В тот вечер я стоял рядом с отцом, сжимая в руке какие-то инструменты, – не помню, что именно мне разрешалось делать. На операционном столе лежал мужчина среднего возраста, механик, отец троих детей. Он был в сознании и разговаривал с хирургом, в то время как его живот был вскрыт и видны были петли кишечника. Отец оперировал, то и дело добавляя инъекции новокаина во все более глубокие участки кишечника, где располагаются нервные окончания.

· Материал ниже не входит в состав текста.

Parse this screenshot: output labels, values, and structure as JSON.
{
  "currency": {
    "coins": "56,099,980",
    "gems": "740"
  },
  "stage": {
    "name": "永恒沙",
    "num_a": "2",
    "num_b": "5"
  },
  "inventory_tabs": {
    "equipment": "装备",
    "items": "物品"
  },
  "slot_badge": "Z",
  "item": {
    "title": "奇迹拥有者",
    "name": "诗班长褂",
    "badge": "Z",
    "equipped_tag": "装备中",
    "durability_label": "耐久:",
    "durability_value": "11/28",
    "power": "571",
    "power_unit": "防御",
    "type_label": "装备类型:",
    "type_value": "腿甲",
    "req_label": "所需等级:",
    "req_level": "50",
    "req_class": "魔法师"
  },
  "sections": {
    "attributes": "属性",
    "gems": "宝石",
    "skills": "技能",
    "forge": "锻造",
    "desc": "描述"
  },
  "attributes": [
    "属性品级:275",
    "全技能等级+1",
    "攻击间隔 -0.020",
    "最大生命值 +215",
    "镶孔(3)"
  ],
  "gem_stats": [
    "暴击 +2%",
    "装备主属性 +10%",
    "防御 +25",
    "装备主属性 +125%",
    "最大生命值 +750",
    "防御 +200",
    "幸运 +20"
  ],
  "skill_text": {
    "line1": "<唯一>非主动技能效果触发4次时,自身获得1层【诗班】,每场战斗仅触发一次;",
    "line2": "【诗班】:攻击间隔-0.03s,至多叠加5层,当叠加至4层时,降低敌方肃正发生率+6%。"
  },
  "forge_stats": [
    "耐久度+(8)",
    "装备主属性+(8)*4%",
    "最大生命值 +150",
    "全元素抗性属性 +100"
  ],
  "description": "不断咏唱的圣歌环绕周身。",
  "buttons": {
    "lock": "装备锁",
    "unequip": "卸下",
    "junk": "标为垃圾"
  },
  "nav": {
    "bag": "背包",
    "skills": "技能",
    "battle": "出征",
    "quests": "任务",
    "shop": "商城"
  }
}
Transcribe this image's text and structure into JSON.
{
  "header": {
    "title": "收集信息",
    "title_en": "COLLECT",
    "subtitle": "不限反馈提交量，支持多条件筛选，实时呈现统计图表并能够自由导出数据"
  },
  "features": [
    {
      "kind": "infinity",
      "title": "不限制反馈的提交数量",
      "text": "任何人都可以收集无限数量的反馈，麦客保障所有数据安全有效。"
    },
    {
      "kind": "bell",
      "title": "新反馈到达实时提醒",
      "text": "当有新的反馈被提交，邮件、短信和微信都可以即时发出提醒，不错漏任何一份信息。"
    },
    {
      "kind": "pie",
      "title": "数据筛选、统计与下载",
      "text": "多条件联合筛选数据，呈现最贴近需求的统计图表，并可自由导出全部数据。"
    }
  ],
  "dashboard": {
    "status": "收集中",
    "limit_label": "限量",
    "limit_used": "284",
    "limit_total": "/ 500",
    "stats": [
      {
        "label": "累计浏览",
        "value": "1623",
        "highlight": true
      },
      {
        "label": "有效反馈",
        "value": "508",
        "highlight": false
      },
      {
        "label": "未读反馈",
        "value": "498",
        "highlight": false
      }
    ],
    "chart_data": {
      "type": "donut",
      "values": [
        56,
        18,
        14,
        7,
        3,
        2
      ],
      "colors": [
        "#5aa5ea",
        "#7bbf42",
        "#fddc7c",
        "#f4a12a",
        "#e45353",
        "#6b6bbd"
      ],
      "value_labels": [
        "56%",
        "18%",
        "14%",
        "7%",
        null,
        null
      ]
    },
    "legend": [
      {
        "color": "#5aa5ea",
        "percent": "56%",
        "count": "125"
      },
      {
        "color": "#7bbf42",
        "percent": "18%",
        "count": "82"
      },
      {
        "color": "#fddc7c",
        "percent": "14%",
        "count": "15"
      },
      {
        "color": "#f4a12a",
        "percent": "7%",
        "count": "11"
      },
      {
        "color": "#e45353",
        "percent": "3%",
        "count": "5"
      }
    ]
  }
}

Мой отец был великолепным хирургом, одним из любимых учеников и ассистентов знаменитого А.А. Вишневского, сына и последователя А.В. Вишневского, родоначальника метода глубокой местной анестезии при полостных операциях (так называемое обезболивание по методу «ползучего инфильтрата»). Будучи одним из его постоянных ассистентов, мой отец в совершенстве овладел этим методом и использовал его даже при таких серьезных операциях, как удаление легкого или мастэктомия, которые он умел производить без общего наркоза, только с предварительной инъекцией.
Все это очень впечатляло и выглядело героически, но я выбрал другое направление. Я рассматривал возможность стать хирургом, следуя совету моего отца и ассистируя ему среди ночи, однако в хирургии мне не нравилась ее кропотливая сторона, когда часами приходится что-то держать, вязать узлы, не сдвигаясь с места… Медицина сродни искусству. Замечательный пианист не может одновременно быть хорошим художником. Любая медицинская специализация требует определенного склада личности, и развитие характера врача происходит по мере развития его как специалиста. Хирург, который недостаточно решителен, – плохой хирург. Акушер, который любит ложиться в определенный час и спокойно спать до утра, не может достичь успеха в своей профессии.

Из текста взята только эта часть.